Elle avait le visage enflé par les coups. Le sang y ruisselait et s'échouait tristement sur son chemisier bleu.
Adrien n'avait qu'un objectif : le nom de toutes les personnes impliquées dans l'incendie de son entrepôt. Il a sorti à plusieurs reprises un coupe-cigare de la poche intérieure de sa veste, et trouvait toujours un truc à trancher : une tresse de dreadlocks pour faire pression, ou une phalange pour faire souffrir. Erzulie criait toute la souffrance de sa gorge mais ne se pliait guère.
« Je suis le maître de tout le monde ici, au village de la mangue-juteuse, toi y compris, Erzulie. Plus vite tu l'accepteras, mieux ce sera pour toi et moi.
― Vos menaces ne prennent pas. »
D'un coup sec, Adrien recommençait à chaque fois et disait :
« Fais que ce soit le dernier bout que je coupe, s'il te plaît, Erzulie. Qui était avec toi ?

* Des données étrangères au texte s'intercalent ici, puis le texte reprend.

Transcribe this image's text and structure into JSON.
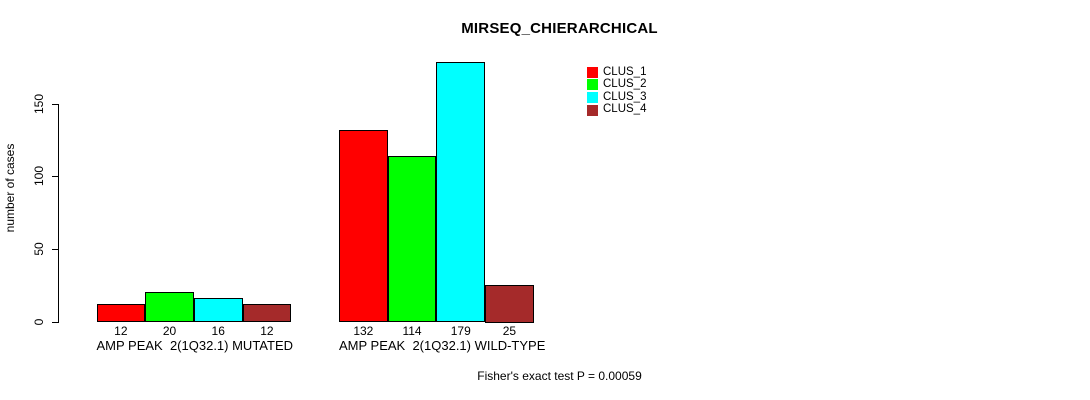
{
  "title": "MIRSEQ_CHIERARCHICAL",
  "y_axis": {
    "label": "number of cases"
  },
  "caption": "Fisher's exact test P = 0.00059",
  "legend": {
    "items": [
      {
        "label": "CLUS_1",
        "color": "#ff0000"
      },
      {
        "label": "CLUS_2",
        "color": "#00ff00"
      },
      {
        "label": "CLUS_3",
        "color": "#00ffff"
      },
      {
        "label": "CLUS_4",
        "color": "#a52a2a"
      }
    ]
  },
  "chart_data": {
    "type": "bar",
    "title": "MIRSEQ_CHIERARCHICAL",
    "xlabel": "",
    "ylabel": "number of cases",
    "ylim": [
      0,
      185
    ],
    "yticks": [
      0,
      50,
      100,
      150
    ],
    "grid": false,
    "legend_position": "top-right",
    "categories": [
      "AMP PEAK  2(1Q32.1) MUTATED",
      "AMP PEAK  2(1Q32.1) WILD-TYPE"
    ],
    "series": [
      {
        "name": "CLUS_1",
        "color": "#ff0000",
        "values": [
          12,
          132
        ]
      },
      {
        "name": "CLUS_2",
        "color": "#00ff00",
        "values": [
          20,
          114
        ]
      },
      {
        "name": "CLUS_3",
        "color": "#00ffff",
        "values": [
          16,
          179
        ]
      },
      {
        "name": "CLUS_4",
        "color": "#a52a2a",
        "values": [
          12,
          25
        ]
      }
    ],
    "bar_value_labels": [
      [
        12,
        20,
        16,
        12
      ],
      [
        132,
        114,
        179,
        25
      ]
    ],
    "annotation": "Fisher's exact test P = 0.00059"
  }
}
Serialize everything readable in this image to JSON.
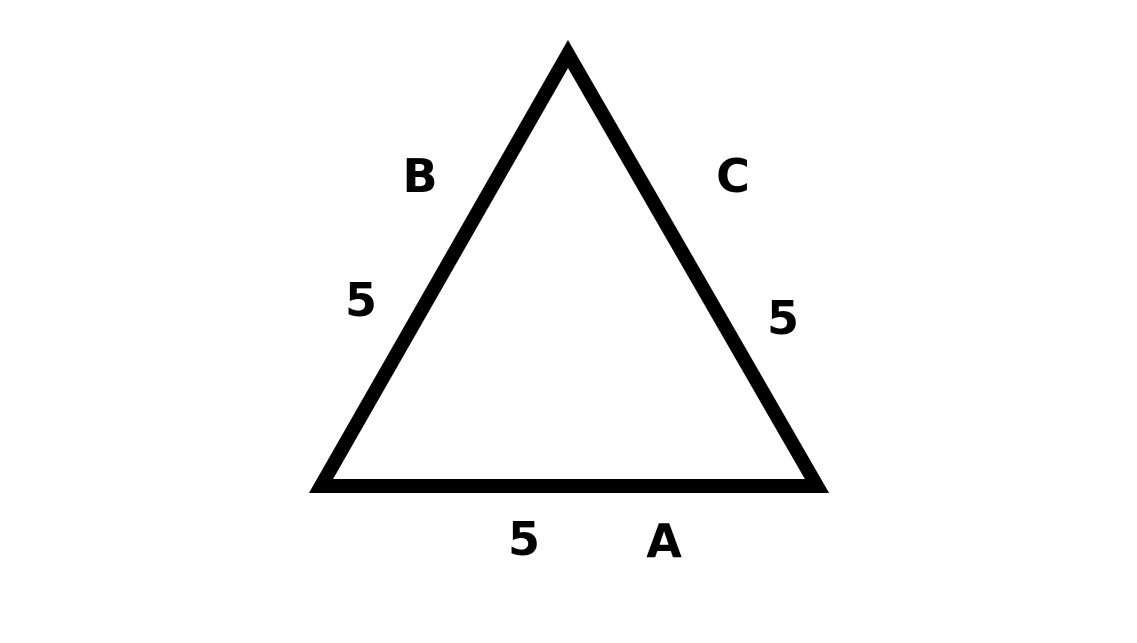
{
  "diagram": {
    "shape": "equilateral-triangle",
    "stroke_color": "#000000",
    "fill_color": "#ffffff",
    "side_labels": {
      "left": "B",
      "right": "C",
      "bottom": "A"
    },
    "side_lengths": {
      "left": "5",
      "right": "5",
      "bottom": "5"
    }
  }
}
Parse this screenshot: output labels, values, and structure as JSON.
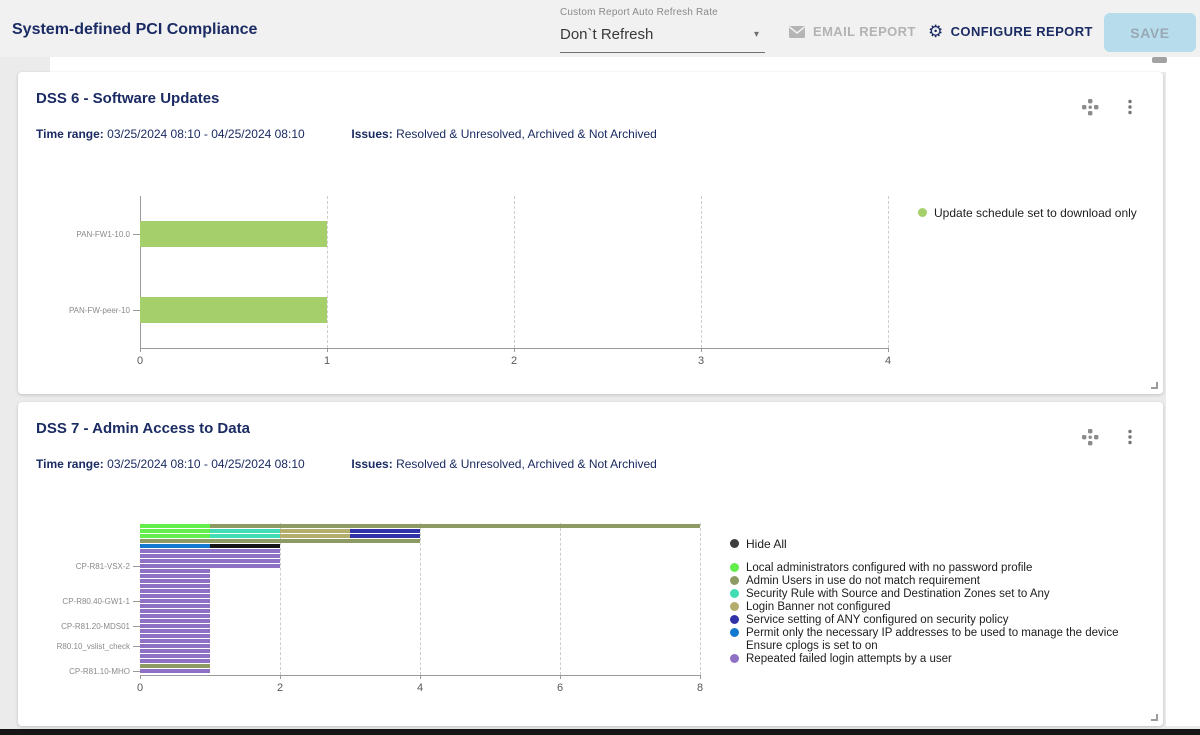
{
  "header": {
    "title": "System-defined PCI Compliance",
    "refresh_rate": {
      "label": "Custom Report Auto Refresh Rate",
      "value": "Don`t Refresh"
    },
    "email_report_label": "EMAIL REPORT",
    "configure_report_label": "CONFIGURE REPORT",
    "save_label": "SAVE",
    "gear_glyph": "⚙",
    "caret_glyph": "▾"
  },
  "colors": {
    "title_navy": "#1b2b63",
    "save_bg": "#b7dcec",
    "panel_bg": "#ffffff",
    "page_bg": "#ebebeb"
  },
  "panels": [
    {
      "title": "DSS 6 - Software Updates",
      "time_range_label": "Time range:",
      "time_range_value": "03/25/2024 08:10 - 04/25/2024 08:10",
      "issues_label": "Issues:",
      "issues_value": "Resolved & Unresolved, Archived & Not Archived"
    },
    {
      "title": "DSS 7 - Admin Access to Data",
      "time_range_label": "Time range:",
      "time_range_value": "03/25/2024 08:10 - 04/25/2024 08:10",
      "issues_label": "Issues:",
      "issues_value": "Resolved & Unresolved, Archived & Not Archived"
    }
  ],
  "chart_data": [
    {
      "type": "bar",
      "orientation": "horizontal",
      "title": "DSS 6 - Software Updates",
      "categories": [
        "PAN-FW1-10.0",
        "PAN-FW-peer-10"
      ],
      "values": [
        1,
        1
      ],
      "series_name": "Update schedule set to download only",
      "bar_color": "#a4cf6a",
      "xlim": [
        0,
        4
      ],
      "xticks": [
        0,
        1,
        2,
        3,
        4
      ],
      "grid": true,
      "legend_position": "right",
      "legend": [
        {
          "label": "Update schedule set to download only",
          "color": "#a4cf6a"
        }
      ]
    },
    {
      "type": "bar",
      "orientation": "horizontal-stacked-rows",
      "title": "DSS 7 - Admin Access to Data",
      "xlim": [
        0,
        8
      ],
      "xticks": [
        0,
        2,
        4,
        6,
        8
      ],
      "grid": true,
      "palette": {
        "green": "#63ee4b",
        "olive": "#8e9a63",
        "teal": "#40ddb4",
        "khaki": "#b3ae6b",
        "navy": "#3132a8",
        "blue": "#1379d0",
        "black": "#161616",
        "purple": "#8e70c5"
      },
      "rows": [
        {
          "repeat": 1,
          "segments": [
            [
              "green",
              1
            ],
            [
              "olive",
              7
            ]
          ]
        },
        {
          "repeat": 2,
          "segments": [
            [
              "green",
              1
            ],
            [
              "teal",
              1
            ],
            [
              "khaki",
              1
            ],
            [
              "navy",
              1
            ]
          ]
        },
        {
          "repeat": 1,
          "segments": [
            [
              "olive",
              4
            ]
          ]
        },
        {
          "repeat": 1,
          "segments": [
            [
              "blue",
              1
            ],
            [
              "black",
              1
            ]
          ]
        },
        {
          "repeat": 4,
          "segments": [
            [
              "purple",
              2
            ]
          ]
        },
        {
          "repeat": 19,
          "segments": [
            [
              "purple",
              1
            ]
          ]
        },
        {
          "repeat": 1,
          "segments": [
            [
              "olive",
              1
            ]
          ]
        },
        {
          "repeat": 1,
          "segments": [
            [
              "purple",
              1
            ]
          ]
        }
      ],
      "y_labels": [
        {
          "text": "CP-R81-VSX-2",
          "row": 9
        },
        {
          "text": "CP-R80.40-GW1-1",
          "row": 16
        },
        {
          "text": "CP-R81.20-MDS01",
          "row": 21
        },
        {
          "text": "R80.10_vslist_check",
          "row": 25
        },
        {
          "text": "CP-R81.10-MHO",
          "row": 30
        }
      ],
      "legend_hide_all": {
        "label": "Hide All",
        "color": "#3d3d3d"
      },
      "legend": [
        {
          "label": "Local administrators configured with no password profile",
          "color_key": "green"
        },
        {
          "label": "Admin Users in use do not match requirement",
          "color_key": "olive"
        },
        {
          "label": "Security Rule with Source and Destination Zones set to Any",
          "color_key": "teal"
        },
        {
          "label": "Login Banner not configured",
          "color_key": "khaki"
        },
        {
          "label": "Service setting of ANY configured on security policy",
          "color_key": "navy"
        },
        {
          "label": "Permit only the necessary IP addresses to be used to manage the device",
          "color_key": "blue"
        },
        {
          "label": "Ensure cplogs is set to on",
          "color_key": null
        },
        {
          "label": "Repeated failed login attempts by a user",
          "color_key": "purple"
        }
      ]
    }
  ]
}
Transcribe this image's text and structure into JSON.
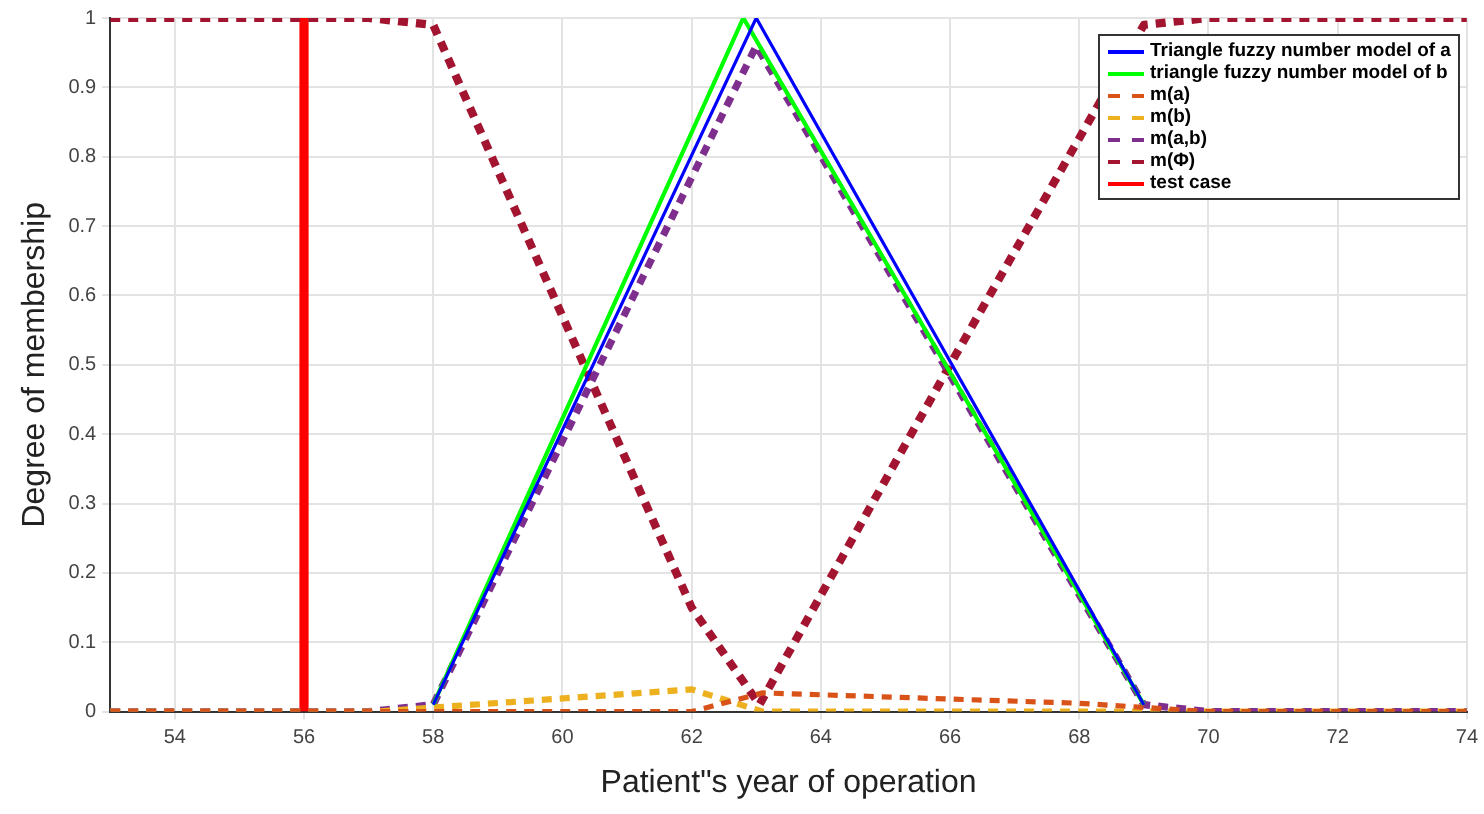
{
  "chart_data": {
    "type": "line",
    "xlabel": "Patient\"s year of operation",
    "ylabel": "Degree of membership",
    "xlim": [
      53,
      74
    ],
    "xticks": [
      54,
      56,
      58,
      60,
      62,
      64,
      66,
      68,
      70,
      72,
      74
    ],
    "ylim": [
      0,
      1
    ],
    "yticks": [
      0,
      0.1,
      0.2,
      0.3,
      0.4,
      0.5,
      0.6,
      0.7,
      0.8,
      0.9,
      1
    ],
    "grid": true,
    "legend": "top right",
    "marker": "none",
    "series": [
      {
        "name": "Triangle fuzzy number model of a",
        "color": "#0000ff",
        "line_style": "solid",
        "x": [
          58,
          63,
          69
        ],
        "values": [
          0.01,
          1,
          0.01
        ]
      },
      {
        "name": "triangle fuzzy number model of b",
        "color": "#00ff00",
        "line_style": "solid",
        "x": [
          58,
          62.8,
          69
        ],
        "values": [
          0.01,
          1,
          0.01
        ]
      },
      {
        "name": "m(a)",
        "color": "#d95319",
        "line_style": "dashed",
        "x": [
          53,
          62,
          63.1,
          68,
          70,
          74
        ],
        "values": [
          0,
          0,
          0.027,
          0.012,
          0,
          0
        ]
      },
      {
        "name": "m(b)",
        "color": "#edb120",
        "line_style": "dashed",
        "x": [
          53,
          57.1,
          62,
          63.1,
          74
        ],
        "values": [
          0,
          0,
          0.032,
          0,
          0
        ]
      },
      {
        "name": "m(a,b)",
        "color": "#7e2f8e",
        "line_style": "dashed",
        "x": [
          53,
          57,
          58,
          63,
          69,
          70,
          74
        ],
        "values": [
          0,
          0,
          0.01,
          0.96,
          0.01,
          0,
          0
        ]
      },
      {
        "name": "m(Φ)",
        "color": "#a2142f",
        "line_style": "dashed",
        "x": [
          53,
          57,
          58,
          62,
          63.05,
          66,
          69,
          70,
          74
        ],
        "values": [
          1,
          1,
          0.99,
          0.15,
          0.01,
          0.5,
          0.99,
          1,
          1
        ]
      },
      {
        "name": "test case",
        "color": "#ff0000",
        "line_style": "solid",
        "x": [
          56,
          56
        ],
        "values": [
          0,
          1
        ]
      }
    ]
  }
}
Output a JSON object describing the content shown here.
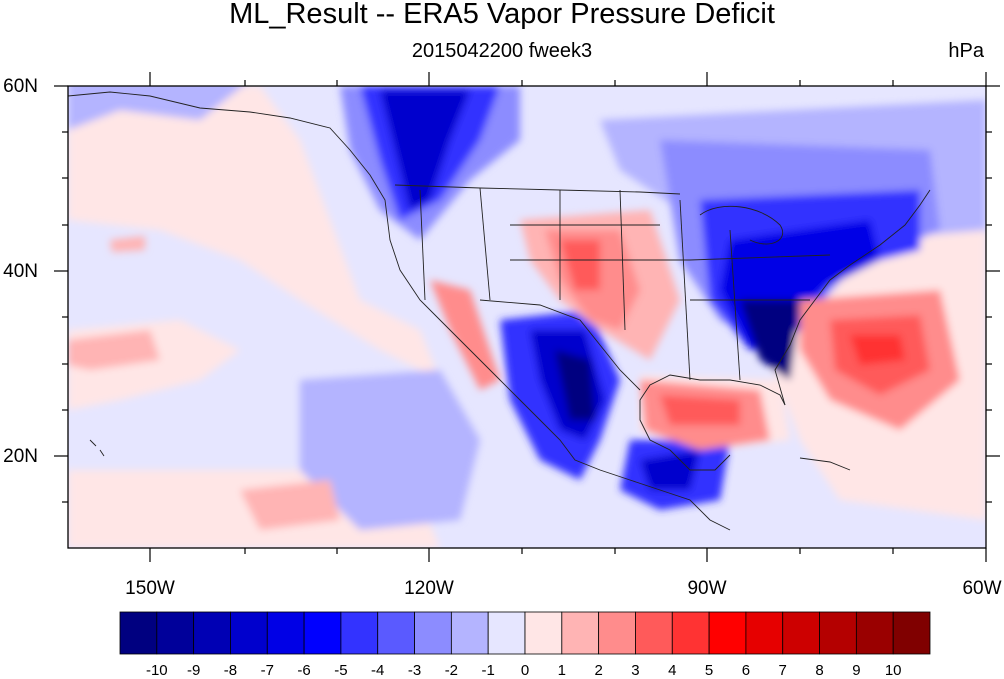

― J'ai foutu toute seule le feu dans votre cargaison de malheur.
― Toi ? Seule ? Non ! Des policiers ? Des voisins ? Dis-moi.
― Les voisins ont tous peur de vous, et vous avez acheté trois-quarts des policiers. »
En enfilant l'auriculaire de la main gauche d'Erzulie dans sa guillotine en miniature, Adrien s'est mis à parler longuement. Il s'écoutait, et s'émerveillait par moments de ses mots tranchants sur un fond calme. L'otage pissait encore plus le sang et n'avait presque rien entendu. Elle qui connaissait les promesses détournées des bandits de grands-chemins se croyant tout permis. Aussi était-elle convaincue que seulement de mauvais vents pouvaient provenir d'un gang en costume et cravate. Alors les mots du tortionnaire se cognaient et s'éteignaient aux coins de la cave sombre, où elle était retenue, frappée et mutilée.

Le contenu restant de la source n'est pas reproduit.